本発明の中空糸膜型血液浄化器は、血液凝固のリスクが低く、長時間安定して血液浄化を行うことができるので、各種の血液の浄化に用いることができ、とりわけCRRTのように、血液を低流量で長時間循環する血液浄化療法に好適に用いることができる。

Claims (10)

  1. 中空糸膜の束、
    前記中空糸膜束が収容された容器、及び、
    前記中空糸膜束の両端部において該中空糸膜束を包埋固定し、その端面において中空糸膜が開口しているポッティング部、
    を含む中空糸膜型血液浄化器であって、
    前記中空糸膜束の両端部におけるポッティング部の各端面は、少なくとも一部が脂溶性抗酸化剤で被覆されており、
    前記各端面における脂溶性抗酸化剤の存在量が、100mg/m2以上800mg/m2以下であり、
    前記各端面において、
    中心部及び外周部の脂溶性抗酸化剤のTOF−SIMS規格化ピーク強度を、各々、A、Bとした時に、AとBの比(A/B)が0.66以上1.5以下である、
    中空糸膜型血液浄化器。
  2. 前記中空糸膜束の両端部におけるポッティング部の各端面における脂溶性抗酸化剤の存在量が異なっており、
    脂溶性抗酸化剤の存在量が多い方のポッティング部の端面の脂溶性抗酸化剤量をn1、脂溶性抗酸化剤の存在量が少ない方のポッティング部の端面の脂溶性抗酸化剤量をn2とした時に、n1とn2の比(n1/n2)が1.3以上3.0以下である、
    請求項1に記載の中空糸膜型血液浄化器。
  3. 前記脂溶性抗酸化剤の存在量が多い方のポッティング部の端面が、血液入口側に位置している、請求項1又は2に記載の中空糸膜型血液浄化器。
  4. 前記脂溶性抗酸化剤の存在量が多い方のポッティング部の端面が、血液出口側に位置している、請求項1又は2に記載の中空糸膜型血液浄化器。
  5. 前記中空糸膜束の両端部におけるポッティング部の各端面の少なくとも一方の脂溶性抗酸化剤量が、100mg/m2以上300mg/m2以である、請求項1〜4のいずれかに記載の中空糸膜型血液浄化器。
  6. 前記中空糸膜束の両端部におけるポッティング部の各端面の少なくとも一方の脂溶性抗酸化剤量が、301mg/m2以上800mg/m2以下である、請求項1〜5のいずれかに記載の中空糸膜型血液浄化器。
  7. 血液入口側に位置するポッティング部の端面において、AとBの比(A/B)が0.76以上1.3以下である、請求項1〜6のいずれかに記載の中空糸膜型血液浄化器。

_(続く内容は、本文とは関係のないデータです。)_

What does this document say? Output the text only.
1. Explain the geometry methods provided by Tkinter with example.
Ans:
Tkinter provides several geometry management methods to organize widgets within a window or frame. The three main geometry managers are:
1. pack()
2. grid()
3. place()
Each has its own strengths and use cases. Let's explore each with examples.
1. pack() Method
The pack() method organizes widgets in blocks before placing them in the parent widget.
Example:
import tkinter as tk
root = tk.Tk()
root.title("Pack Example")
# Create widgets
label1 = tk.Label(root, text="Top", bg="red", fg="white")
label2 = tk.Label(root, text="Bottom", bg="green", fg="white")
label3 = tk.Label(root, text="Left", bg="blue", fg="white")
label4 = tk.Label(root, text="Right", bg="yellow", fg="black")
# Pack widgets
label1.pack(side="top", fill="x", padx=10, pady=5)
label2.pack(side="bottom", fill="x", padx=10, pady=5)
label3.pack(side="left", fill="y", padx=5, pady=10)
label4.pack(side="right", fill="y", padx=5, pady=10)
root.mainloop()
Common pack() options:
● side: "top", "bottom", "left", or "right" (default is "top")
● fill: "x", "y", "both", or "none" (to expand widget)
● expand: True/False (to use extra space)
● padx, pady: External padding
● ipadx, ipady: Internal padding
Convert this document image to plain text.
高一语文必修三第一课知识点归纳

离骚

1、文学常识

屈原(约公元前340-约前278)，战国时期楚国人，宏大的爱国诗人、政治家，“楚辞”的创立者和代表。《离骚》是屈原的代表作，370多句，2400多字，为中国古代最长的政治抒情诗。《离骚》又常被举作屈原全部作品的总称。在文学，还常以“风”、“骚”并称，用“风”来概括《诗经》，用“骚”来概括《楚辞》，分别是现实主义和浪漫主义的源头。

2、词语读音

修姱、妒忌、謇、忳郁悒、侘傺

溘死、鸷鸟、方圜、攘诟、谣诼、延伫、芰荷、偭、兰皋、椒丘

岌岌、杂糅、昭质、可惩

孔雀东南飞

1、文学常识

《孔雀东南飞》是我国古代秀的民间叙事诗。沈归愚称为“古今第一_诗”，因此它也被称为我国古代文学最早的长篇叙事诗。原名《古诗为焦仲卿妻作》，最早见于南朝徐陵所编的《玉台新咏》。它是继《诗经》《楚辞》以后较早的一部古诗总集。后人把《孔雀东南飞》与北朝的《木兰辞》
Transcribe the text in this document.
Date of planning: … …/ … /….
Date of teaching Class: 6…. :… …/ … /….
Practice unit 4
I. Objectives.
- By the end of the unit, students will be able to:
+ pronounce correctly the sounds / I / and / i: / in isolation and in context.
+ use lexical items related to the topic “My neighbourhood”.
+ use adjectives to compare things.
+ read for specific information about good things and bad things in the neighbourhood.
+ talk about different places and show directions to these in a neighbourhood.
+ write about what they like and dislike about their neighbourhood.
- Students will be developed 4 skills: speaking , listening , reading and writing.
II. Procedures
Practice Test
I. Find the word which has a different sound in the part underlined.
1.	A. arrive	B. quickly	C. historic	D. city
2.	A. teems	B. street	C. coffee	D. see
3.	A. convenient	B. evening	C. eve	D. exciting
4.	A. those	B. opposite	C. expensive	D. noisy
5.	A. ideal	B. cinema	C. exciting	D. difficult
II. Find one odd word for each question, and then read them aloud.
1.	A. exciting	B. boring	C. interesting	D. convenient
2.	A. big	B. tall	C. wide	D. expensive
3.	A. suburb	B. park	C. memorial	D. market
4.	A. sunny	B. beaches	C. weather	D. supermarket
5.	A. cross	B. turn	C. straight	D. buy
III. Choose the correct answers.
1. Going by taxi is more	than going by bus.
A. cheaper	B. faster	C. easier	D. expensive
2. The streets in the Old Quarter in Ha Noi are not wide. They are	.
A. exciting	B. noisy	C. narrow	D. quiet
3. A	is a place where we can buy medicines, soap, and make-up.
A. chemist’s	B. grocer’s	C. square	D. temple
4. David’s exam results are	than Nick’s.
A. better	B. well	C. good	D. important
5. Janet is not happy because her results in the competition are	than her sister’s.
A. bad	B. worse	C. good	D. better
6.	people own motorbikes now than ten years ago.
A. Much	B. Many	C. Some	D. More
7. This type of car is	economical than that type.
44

  8. 血液出口側に位置するポッティング部の端面において、AとBの比(A/B)が0.76以上1.3以下である、請求項1〜7のいずれかに記載の中空糸膜型血液浄化器。
  9. 前記脂溶性抗酸化剤が脂溶性ビタミンである、請求項1〜8のいずれかに記載の中空糸膜型血液浄化器。
  10. 請求項1〜9のいずれかに記載の中空糸膜型血液浄化器を含む持続緩徐式血液濾過器(CRRTフィルター)。